04/17/2000
Originally published in Style 29 (1995): 314-327.
From AT&T advertisements to White House policy statements, America has been changing the world and creating a new one: one that exists on the shimmering surface of our computer screens. The number of computers connected to the worldwide network of Internet increasing rapidly. In response to this growth, the media has refurbished that old American icon of both progress and freedom: the highway. Net does more than network the globe; it creates a metaphorical world in which we conduct our lives.
Baudrillard provides a provocative heading for "navigating" this hyperreal terrain. Although he has not addressed worldwide networking and Internet in the specific in his writing, his comments on telematics, along with his more general critiques of modernity, provide an interesting means for exploring the metaphoricity of Internet.
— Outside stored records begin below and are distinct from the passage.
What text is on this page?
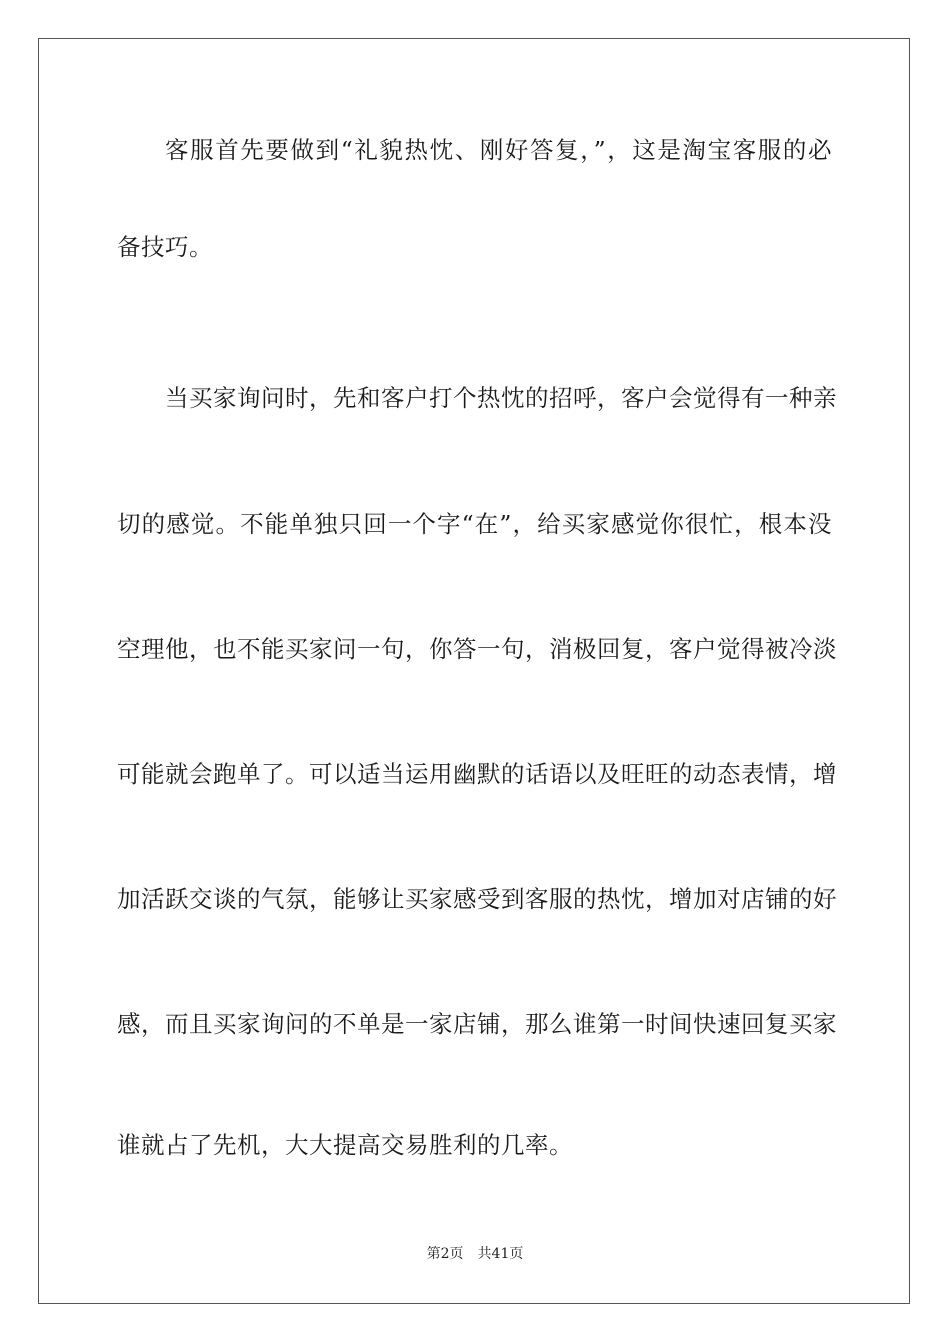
客服首先要做到“礼貌热忱、刚好答复，”，这是淘宝客服的必
备技巧。
当买家询问时，先和客户打个热忱的招呼，客户会觉得有一种亲
切的感觉。不能单独只回一个字“在”，给买家感觉你很忙，根本没
空理他，也不能买家问一句，你答一句，消极回复，客户觉得被冷淡
可能就会跑单了。可以适当运用幽默的话语以及旺旺的动态表情，增
加活跃交谈的气氛，能够让买家感受到客服的热忱，增加对店铺的好
感，而且买家询问的不单是一家店铺，那么谁第一时间快速回复买家
谁就占了先机，大大提高交易胜利的几率。
第2页 共41页
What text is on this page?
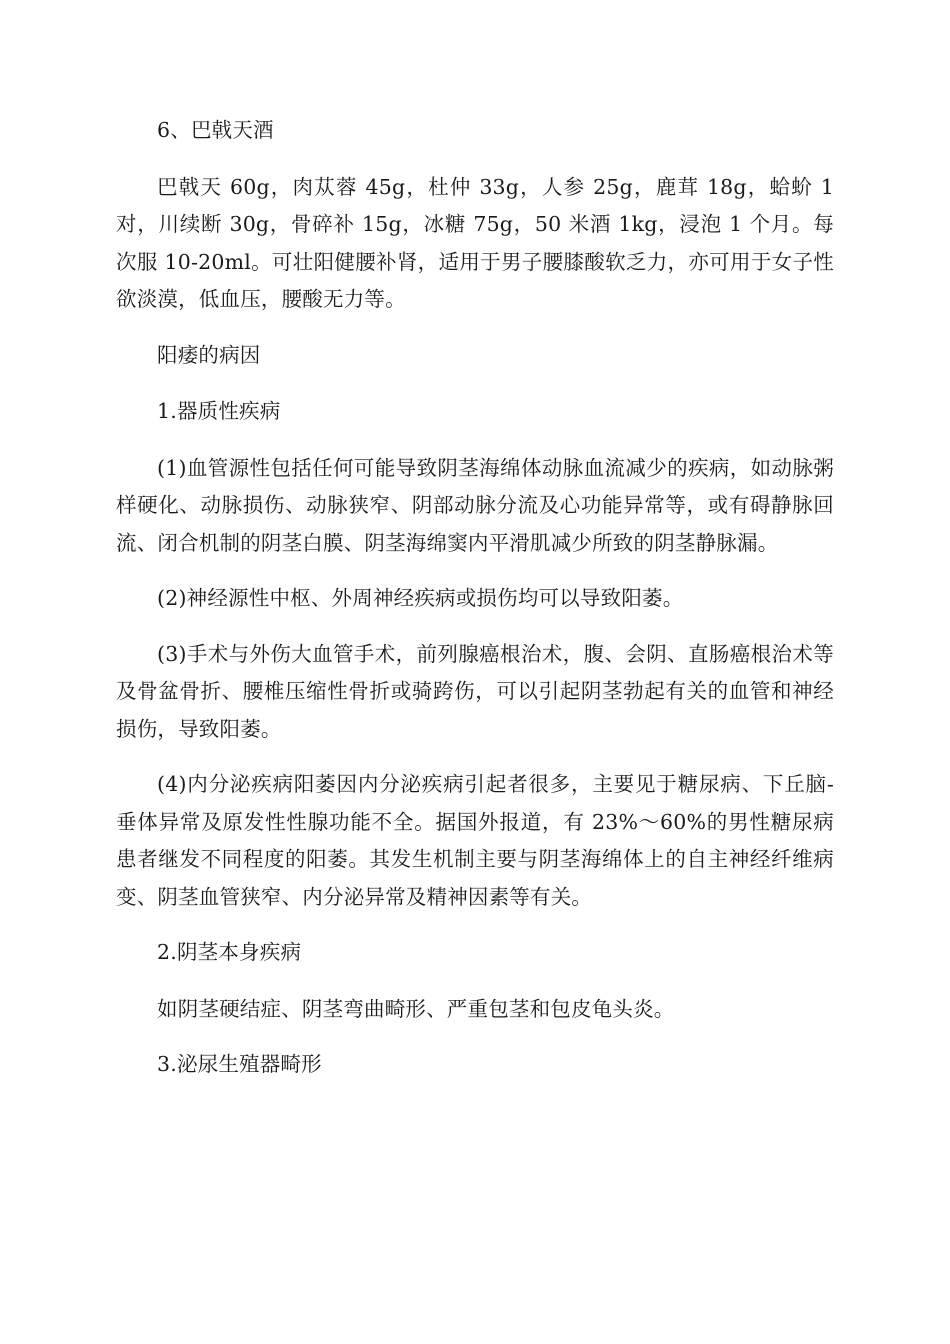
6、巴戟天酒

巴戟天 60g，肉苁蓉 45g，杜仲 33g，人参 25g，鹿茸 18g，蛤蚧 1 对，川续断 30g，骨碎补 15g，冰糖 75g，50 米酒 1kg，浸泡 1 个月。每次服 10-20ml。可壮阳健腰补肾，适用于男子腰膝酸软乏力，亦可用于女子性欲淡漠，低血压，腰酸无力等。

阳痿的病因

1.器质性疾病

(1)血管源性包括任何可能导致阴茎海绵体动脉血流减少的疾病，如动脉粥样硬化、动脉损伤、动脉狭窄、阴部动脉分流及心功能异常等，或有碍静脉回流、闭合机制的阴茎白膜、阴茎海绵窦内平滑肌减少所致的阴茎静脉漏。

(2)神经源性中枢、外周神经疾病或损伤均可以导致阳萎。

(3)手术与外伤大血管手术，前列腺癌根治术，腹、会阴、直肠癌根治术等及骨盆骨折、腰椎压缩性骨折或骑跨伤，可以引起阴茎勃起有关的血管和神经损伤，导致阳萎。

(4)内分泌疾病阳萎因内分泌疾病引起者很多，主要见于糖尿病、下丘脑-垂体异常及原发性性腺功能不全。据国外报道，有 23%～60%的男性糖尿病患者继发不同程度的阳萎。其发生机制主要与阴茎海绵体上的自主神经纤维病变、阴茎血管狭窄、内分泌异常及精神因素等有关。

2.阴茎本身疾病

如阴茎硬结症、阴茎弯曲畸形、严重包茎和包皮龟头炎。

3.泌尿生殖器畸形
"Cyberspace" no longer strictly refers to the fictional "matrix" in William Gibson's novel, Neuromancer; it has now entered into common speech on and off the 'net as a shorthand for this conception of computer networks as a cybernetic space. From a Baudrillardian perspective, this figuration of Internet as a kind of cybernetic terrain works to undermine the symbolic distance between the metaphoric and the real. It abandons "the real" for the hyperreal by presenting an increasingly real simulation of a comprehensive and comprehendible world.
Just as the highways once transformed our country, the Information Superhighway" offers an image of dramatic change in American lives through a change in virtual landscape. One doesn't "go" somewhere when picking up the telephone. But when the computer couples with these same telephone lines, suddenly spatial and kinetic metaphors begin to proliferate. The "Information Superhighway" depends upon a more subtle metaphorical figuration--a virtual topography in which speed, motion, and direction become possible. No longer a metaphor for change, the simulated highway of Internet becomes a form of virtual reality.
In this model, the screen becomes a hyperreal vehicle for traveling across a simulated world. Rather than treating this endlessly repeated image of "travels in cyberspace" strictly as a clever marketing gimmick, the author suggests that this conceptual model serves a definite purpose in contemporary culture, one which creates the simulation of a form of power.
A virtual potential space replaces real kinetic space, or rather, "real" potential translates metaphorically into a virtual "kinetic" energy. The image of "cybertravel" has currency precisely because it offers a metaphorical world on/beyond a computer screen, a "globe" that no longer stands for the world because it has become "the world." This perspective on the current media images of Internet suggests that the conceptual model of a cybernetic "space" does not augment the world; it abandons the world for one which can be fully realized and fully encompassed--a world of transparency and immediacy.No longer does technology encompass the world; now it replaces it with a "more real than real" simulation.
Baudrillard's comments suggest that the current condition of telematics is a fulfillment of the telos of communication, primarily that of immediacy and transparency. The ironic revenge of the system, he claims, is that through the ability of technology to obtain--and supersede--these goals, we have reached a catastrophic moment in which "speaking" no longer has a place in the world.
For Baudrillard, as with Marshall McLuhan, telematics supersedes this history of writing: an apotheosis of immediacy through the medium. But as Arthur Kroker points out, in place of McLuhan's utopia of the "global village," Baudrillard sees the hyperreal world of immediacy as a cold, desolate realm of communication and information. Instead of providing a "universalization," these media create a satellisation: "It is man with his planet Earth, with his territory, with his body, who is now the satellite. Once transcendent, he has become exorbitate". Satellisation, however, does not yield alienation; rather, this state is one of "overproximity" to a simulated, transparent world.
To apply Baudrillard to this utopianism, one would have to conclude that cyber-community offers nothing more than a strategy of deterrence; like a Disneyland for Enlightenment conceptions of community, it creates "an imaginary effect concealing that reality no more exists outside than inside the bounds of the artificial perimeter".
Internet, rather than presenting a simulation of totality, might provide a space of play. Rather than pursuing ends through this technology, one might instead turn oneself over to the drift and derive of "cyberspace." Baudrillard's fatal vision shimmers on the surface of our computer screens. His vision, however, also challenges us to find a depth to the screen, to find- -or rather, lose--ourselves on a different heading, off our familiar paths.